Peygamber (Sallallahu aleyhi ve Sellem) şöyle buyurdu: "Bu üç kişinin
durumunu size haber vereyim mi? Birisi Allah'tan haya etti, Allah da ondan haya
etti. Diğeri tövbe ederek geldi, Allah da tövbesini kabul etti. Öteki de yüz
çevirdi, Allah da ondan yüz çevirdi."
*Hadisi Bezzar ve el-Mu'cemu'l-evsat'ta Taberani rivayet
etmiştir. Taberani, şu ilaveyi vermiştir: Resulullah (Sallallahu aleyhi ve
Sellem): "Sen ne dersin ey Hattab'ın oğlu?" diye sorunca Hz. Ömer:
"En üstün görüşlü olan sensin, ama ben onlara emretmeni uygun
görüyorum" dedi.
Yine Taberani şu ilaveyi
vermiştir: "Hz.
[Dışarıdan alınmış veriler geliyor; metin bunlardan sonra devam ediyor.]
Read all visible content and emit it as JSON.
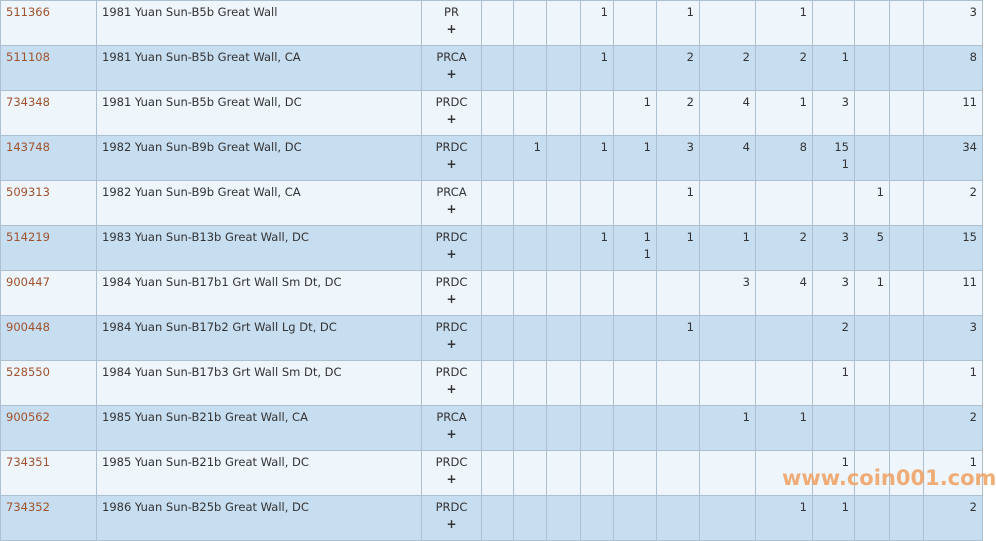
{
  "rows": [
    {
      "id": "511366",
      "name": "1981 Yuan Sun-B5b Great Wall",
      "designation": "PR",
      "cells": [
        "",
        "",
        "",
        "1",
        "",
        "1",
        "",
        "1",
        "",
        "",
        "",
        ""
      ],
      "total": "3"
    },
    {
      "id": "511108",
      "name": "1981 Yuan Sun-B5b Great Wall, CA",
      "designation": "PRCA",
      "cells": [
        "",
        "",
        "",
        "1",
        "",
        "2",
        "2",
        "2",
        "1",
        "",
        "",
        ""
      ],
      "total": "8"
    },
    {
      "id": "734348",
      "name": "1981 Yuan Sun-B5b Great Wall, DC",
      "designation": "PRDC",
      "cells": [
        "",
        "",
        "",
        "",
        "1",
        "2",
        "4",
        "1",
        "3",
        "",
        "",
        ""
      ],
      "total": "11"
    },
    {
      "id": "143748",
      "name": "1982 Yuan Sun-B9b Great Wall, DC",
      "designation": "PRDC",
      "cells": [
        "",
        "1",
        "",
        "1",
        "1",
        "3",
        "4",
        "8",
        "15\n1",
        "",
        "",
        ""
      ],
      "total": "34"
    },
    {
      "id": "509313",
      "name": "1982 Yuan Sun-B9b Great Wall, CA",
      "designation": "PRCA",
      "cells": [
        "",
        "",
        "",
        "",
        "",
        "1",
        "",
        "",
        "",
        "1",
        "",
        ""
      ],
      "total": "2"
    },
    {
      "id": "514219",
      "name": "1983 Yuan Sun-B13b Great Wall, DC",
      "designation": "PRDC",
      "cells": [
        "",
        "",
        "",
        "1",
        "1\n1",
        "1",
        "1",
        "2",
        "3",
        "5",
        "",
        ""
      ],
      "total": "15"
    },
    {
      "id": "900447",
      "name": "1984 Yuan Sun-B17b1 Grt Wall Sm Dt, DC",
      "designation": "PRDC",
      "cells": [
        "",
        "",
        "",
        "",
        "",
        "",
        "3",
        "4",
        "3",
        "1",
        "",
        ""
      ],
      "total": "11"
    },
    {
      "id": "900448",
      "name": "1984 Yuan Sun-B17b2 Grt Wall Lg Dt, DC",
      "designation": "PRDC",
      "cells": [
        "",
        "",
        "",
        "",
        "",
        "1",
        "",
        "",
        "2",
        "",
        "",
        ""
      ],
      "total": "3"
    },
    {
      "id": "528550",
      "name": "1984 Yuan Sun-B17b3 Grt Wall Sm Dt, DC",
      "designation": "PRDC",
      "cells": [
        "",
        "",
        "",
        "",
        "",
        "",
        "",
        "",
        "1",
        "",
        "",
        ""
      ],
      "total": "1"
    },
    {
      "id": "900562",
      "name": "1985 Yuan Sun-B21b Great Wall, CA",
      "designation": "PRCA",
      "cells": [
        "",
        "",
        "",
        "",
        "",
        "",
        "1",
        "1",
        "",
        "",
        "",
        ""
      ],
      "total": "2"
    },
    {
      "id": "734351",
      "name": "1985 Yuan Sun-B21b Great Wall, DC",
      "designation": "PRDC",
      "cells": [
        "",
        "",
        "",
        "",
        "",
        "",
        "",
        "",
        "1",
        "",
        "",
        ""
      ],
      "total": "1"
    },
    {
      "id": "734352",
      "name": "1986 Yuan Sun-B25b Great Wall, DC",
      "designation": "PRDC",
      "cells": [
        "",
        "",
        "",
        "",
        "",
        "",
        "",
        "1",
        "1",
        "",
        "",
        ""
      ],
      "total": "2"
    }
  ],
  "plus_symbol": "+",
  "watermark": "www.coin001.com",
  "colors": {
    "row_light": "#eef5fb",
    "row_dark": "#c7ddf0",
    "link": "#a0522d",
    "watermark": "#f0a060"
  }
}
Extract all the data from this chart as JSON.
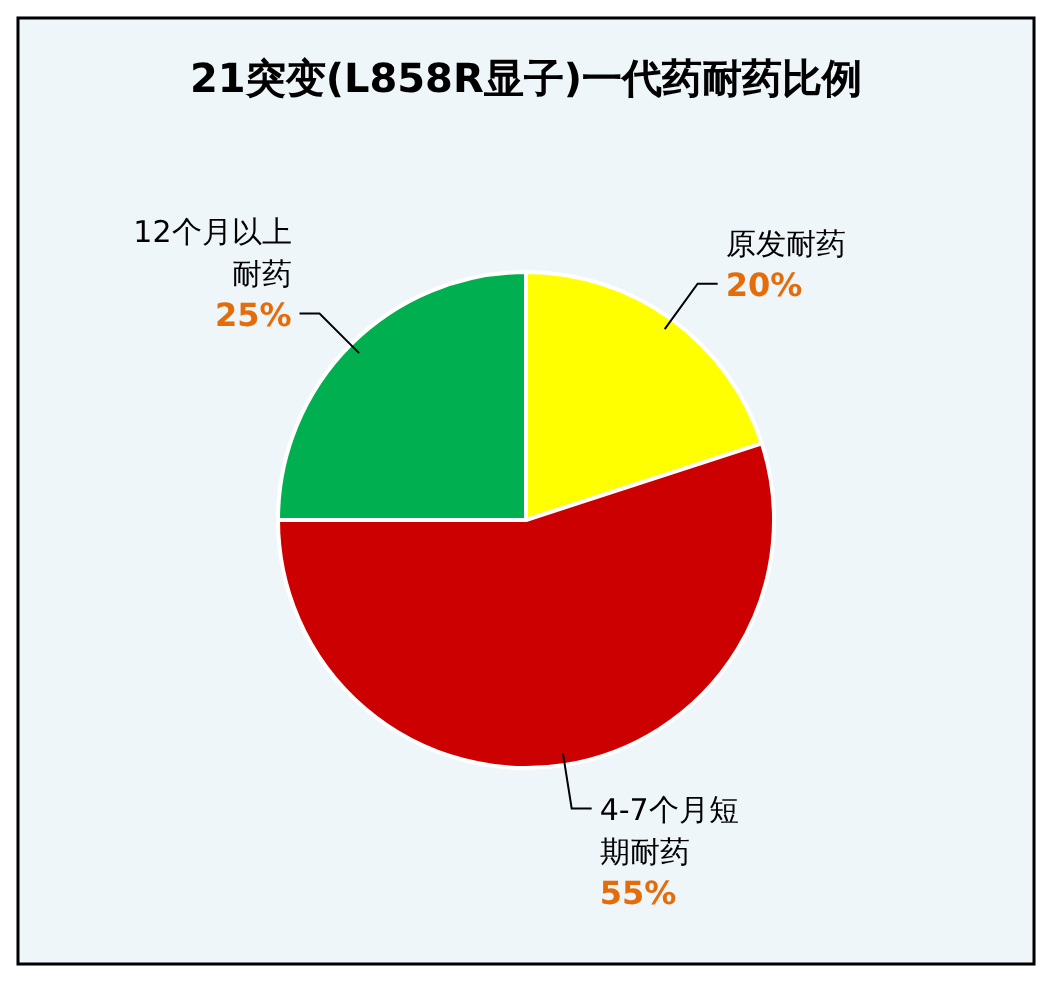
{
  "chart_data": {
    "type": "pie",
    "title": "21突变(L858R显子)一代药耐药比例",
    "categories": [
      "原发耐药",
      "4-7个月短期耐药",
      "12个月以上耐药"
    ],
    "values": [
      20,
      55,
      25
    ],
    "colors": [
      "#ffff00",
      "#cc0000",
      "#00b050"
    ],
    "value_labels": [
      "20%",
      "55%",
      "25%"
    ]
  }
}
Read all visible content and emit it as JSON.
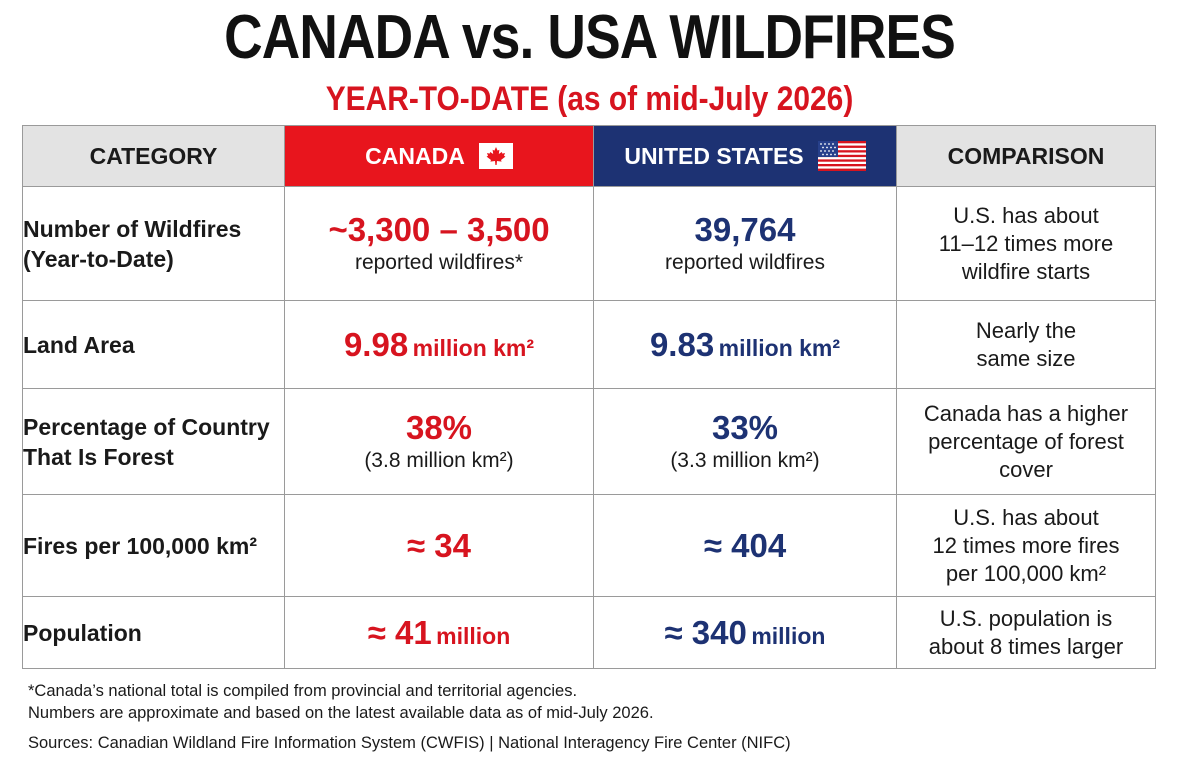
{
  "title": "CANADA vs. USA WILDFIRES",
  "subtitle": "YEAR-TO-DATE (as of mid-July 2026)",
  "colors": {
    "canada_red": "#d7141f",
    "usa_blue": "#1d3273",
    "header_gray": "#e3e3e3"
  },
  "headers": {
    "category": "CATEGORY",
    "canada": "CANADA",
    "canada_icon": "maple-leaf-flag-icon",
    "usa": "UNITED STATES",
    "usa_icon": "us-flag-icon",
    "comparison": "COMPARISON"
  },
  "rows": [
    {
      "category_line1": "Number of Wildfires",
      "category_line2": "(Year-to-Date)",
      "canada_value": "~3,300 – 3,500",
      "canada_note": "reported wildfires*",
      "usa_value": "39,764",
      "usa_note": "reported wildfires",
      "comparison_line1": "U.S. has about",
      "comparison_line2": "11–12 times more",
      "comparison_line3": "wildfire starts"
    },
    {
      "category": "Land Area",
      "canada_value": "9.98",
      "canada_unit": "million km²",
      "usa_value": "9.83",
      "usa_unit": "million km²",
      "comparison_line1": "Nearly the",
      "comparison_line2": "same size"
    },
    {
      "category_line1": "Percentage of Country",
      "category_line2": "That Is Forest",
      "canada_value": "38%",
      "canada_note": "(3.8 million km²)",
      "usa_value": "33%",
      "usa_note": "(3.3 million km²)",
      "comparison_line1": "Canada has a higher",
      "comparison_line2": "percentage of forest",
      "comparison_line3": "cover"
    },
    {
      "category": "Fires per 100,000 km²",
      "canada_value": "≈ 34",
      "usa_value": "≈ 404",
      "comparison_line1": "U.S. has about",
      "comparison_line2": "12 times more fires",
      "comparison_line3": "per 100,000 km²"
    },
    {
      "category": "Population",
      "canada_value": "≈ 41",
      "canada_unit": "million",
      "usa_value": "≈ 340",
      "usa_unit": "million",
      "comparison_line1": "U.S. population is",
      "comparison_line2": "about 8 times larger"
    }
  ],
  "footer": {
    "note1": "*Canada’s national total is compiled from provincial and territorial agencies.",
    "note2": "Numbers are approximate and based on the latest available data as of mid-July 2026.",
    "sources": "Sources: Canadian Wildland Fire Information System (CWFIS)  |  National Interagency Fire Center (NIFC)"
  }
}
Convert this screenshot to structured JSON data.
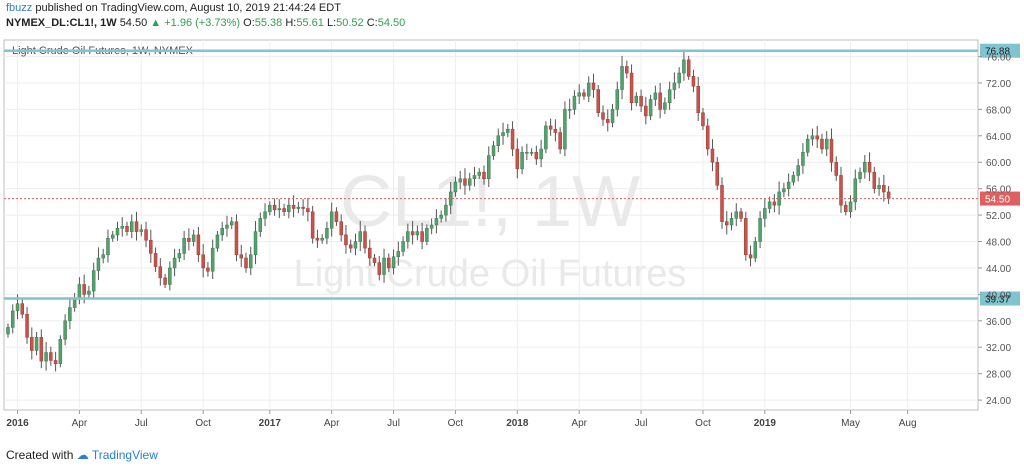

Peygamber (Sallallahu aleyhi ve Sellem) mala verdi, onlar
da onun yanında mala verdiler. Hemmu'l-Küra suyundan içtiler. Sonra Resul-i
Ekrem onlara üç kişiden bahsetti." Bundan sonra hadisin devamını
vermiştir. Ravileri güvenilirdir.
14113. Ömer b. el-Hattab
anlatıyor: Bir gazada Hz. Peygamber (Sallallahu aleyhi ve Sellem) ile
beraberdik. "Ya Resulallah!" dedik, "Düşman tok bir halde gelip
çattı. Bu insanlar ise aç!" Ensar dedi ki: "Su taşıyan develerimizi
kesip insanlara yedirsek ya!" Hz. Peygamber (Sallallahu aleyhi ve Sellem)
de şöyle buyurdu: "Kimin yanında yemek artığı varsa onu getirsin!'' Kimi
bir müd, kimi bir sa' ve daha fazla veya daha az miktarda yiyecek getiriyordu.
Sonunda ordudan toplanan yiyeceklerin hepsi yirmi küsur sa' olmuştu. Resulullah
(Sallallahu aleyhi ve Sellem) onun yanına oturdu ve bereketlenmesi için dua
etti. Sonra şöyle buyurdu: "Alın, ancak yağma etmeyin!" Kimi
torbasına, kimi çuvalına doldurmaya başladı. Kaplarına da alıp doldurdular.
Hatta kimi gömleğinin ucunu bağlayıp içine yiyecek dolduruyordu. Ancak toplanan
yiyecek olduğu gibi eksilmeden kaldı. Sonra Resulullah (Sallallahu aleyhi ve
Sellem) şöyle buyurdu: "Allah'tan başka ilah olmadığına, benim de Allah'ın
Resulü olduğuma şahadet ederim. Kim bu şehadeti hakkıyla getirerek Allah'a
kavuşursa, Allah onu cehennem hararetinden korur".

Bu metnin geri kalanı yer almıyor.